I dont know, I felt it was true to the character. Its where the character led me anyway. There was no plan for it go that direction when the chapter began but Duffy sort of took over and I think he knew what he was doing. Sort of.

seana said...

I think following Duffy where he went was the right choice there.

John Grundy said...

Thanks for the explanation Adrian - will be interested to see were the character develops to as you build on CCG - but I'll struggle with his credibility after CCG if he ends up Gay!!
Looking forward to reading more of your work & will recommend you without hesitation

slates said...

Hi Adrain, Have just bought a copy of The Cold Cold Ground ,like you im a ex pupil of Victoria P.S. This is a first time i have read any of your books so naturally im looking forward to the read ,do the Victoria Mafia get a mention, hopefully not , i used to be Sh*t scared of them especially when i had to take the train at Downshire train halt,so good luck with the book.Alan

slates said...
This comment has been removed by the author.
adrian mckinty said...

John

I suspect that was a one off.

adrian mckinty said...

Slates

Yup Victoria Primary School. Most of the book takes place on Coronation Road which was the heartland of the so called Victoria Mafia. I still have a lot of family in Carrick so all the names have been changed but I reckon you'll recognise a few people.

Anonymous said...

ggh

bloggs said...

Hi Adrian

Just read your book, terrific, evocative of the times that I lived through. It teems with the paranoia,chaos and gritty black humour of 'Norn Iron' yet the potential for more might be closer to reality of those days.

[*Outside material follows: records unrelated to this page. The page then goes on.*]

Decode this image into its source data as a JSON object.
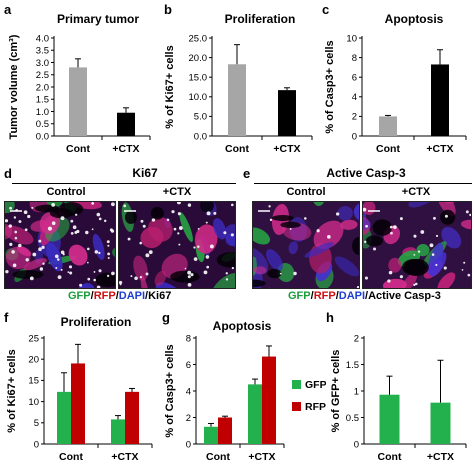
{
  "panels": {
    "a": "a",
    "b": "b",
    "c": "c",
    "d": "d",
    "e": "e",
    "f": "f",
    "g": "g",
    "h": "h"
  },
  "microscopy": {
    "d_title": "Ki67",
    "d_left": "Control",
    "d_right": "+CTX",
    "e_title": "Active Casp-3",
    "e_left": "Control",
    "e_right": "+CTX",
    "d_legend": {
      "gfp": "GFP",
      "s1": "/",
      "rfp": "RFP",
      "s2": "/",
      "dapi": "DAPI",
      "s3": "/",
      "marker": "Ki67"
    },
    "e_legend": {
      "gfp": "GFP",
      "s1": "/",
      "rfp": "RFP",
      "s2": "/",
      "dapi": "DAPI",
      "s3": "/",
      "marker": "Active Casp-3"
    }
  },
  "colors": {
    "cont_bar": "#a6a6a6",
    "ctx_bar": "#000000",
    "gfp": "#22b14c",
    "rfp": "#c00000",
    "gfp_text": "#1a9e3b",
    "rfp_text": "#d01010",
    "dapi_text": "#1f3fd0"
  },
  "chart_data": [
    {
      "id": "a",
      "type": "bar",
      "title": "Primary tumor",
      "ylabel": "Tumor volume (cm³)",
      "categories": [
        "Cont",
        "+CTX"
      ],
      "values": [
        2.8,
        0.95
      ],
      "errors": [
        0.35,
        0.2
      ],
      "ylim": [
        0,
        4
      ],
      "yticks": [
        "0.0",
        "0.5",
        "1.0",
        "1.5",
        "2.0",
        "2.5",
        "3.0",
        "3.5",
        "4.0"
      ],
      "bar_colors": [
        "#a6a6a6",
        "#000000"
      ]
    },
    {
      "id": "b",
      "type": "bar",
      "title": "Proliferation",
      "ylabel": "% of Ki67+ cells",
      "categories": [
        "Cont",
        "+CTX"
      ],
      "values": [
        18.3,
        11.7
      ],
      "errors": [
        5.0,
        0.6
      ],
      "ylim": [
        0,
        25
      ],
      "yticks": [
        "0.0",
        "5.0",
        "10.0",
        "15.0",
        "20.0",
        "25.0"
      ],
      "bar_colors": [
        "#a6a6a6",
        "#000000"
      ]
    },
    {
      "id": "c",
      "type": "bar",
      "title": "Apoptosis",
      "ylabel": "% of Casp3+ cells",
      "categories": [
        "Cont",
        "+CTX"
      ],
      "values": [
        2.0,
        7.3
      ],
      "errors": [
        0.1,
        1.5
      ],
      "ylim": [
        0,
        10
      ],
      "yticks": [
        "0",
        "2",
        "4",
        "6",
        "8",
        "10"
      ],
      "bar_colors": [
        "#a6a6a6",
        "#000000"
      ]
    },
    {
      "id": "f",
      "type": "bar",
      "title": "Proliferation",
      "ylabel": "% of Ki67+ cells",
      "categories": [
        "Cont",
        "+CTX"
      ],
      "series": [
        {
          "name": "GFP",
          "values": [
            12.3,
            5.8
          ],
          "errors": [
            4.5,
            0.9
          ]
        },
        {
          "name": "RFP",
          "values": [
            19.0,
            12.3
          ],
          "errors": [
            4.5,
            0.8
          ]
        }
      ],
      "ylim": [
        0,
        25
      ],
      "yticks": [
        "0",
        "5",
        "10",
        "15",
        "20",
        "25"
      ]
    },
    {
      "id": "g",
      "type": "bar",
      "title": "Apoptosis",
      "ylabel": "% of Casp3+ cells",
      "categories": [
        "Cont",
        "+CTX"
      ],
      "series": [
        {
          "name": "GFP",
          "values": [
            1.3,
            4.5
          ],
          "errors": [
            0.25,
            0.4
          ]
        },
        {
          "name": "RFP",
          "values": [
            2.0,
            6.6
          ],
          "errors": [
            0.1,
            0.8
          ]
        }
      ],
      "ylim": [
        0,
        8
      ],
      "yticks": [
        "0",
        "2",
        "4",
        "6",
        "8"
      ],
      "legend": [
        "GFP",
        "RFP"
      ]
    },
    {
      "id": "h",
      "type": "bar",
      "title": "",
      "ylabel": "% of GFP+ cells",
      "categories": [
        "Cont",
        "+CTX"
      ],
      "values": [
        0.93,
        0.78
      ],
      "errors": [
        0.35,
        0.8
      ],
      "ylim": [
        0,
        2
      ],
      "yticks": [
        "0",
        "0.5",
        "1",
        "1.5",
        "2"
      ],
      "bar_colors": [
        "#22b14c",
        "#22b14c"
      ]
    }
  ]
}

Currently reading The Big Sleep on my new kindle and certainly agree with Peter Millar's suggestion.

I won your book in the English crime competition, but already bought it!

I live north of the river in your current adopted city.

adrian mckinty said...

Bloggs

Yeah people not from Norn Irn dont understand the black humour bit much do they? Its like that old expression I didnt know whether to laugh or cry.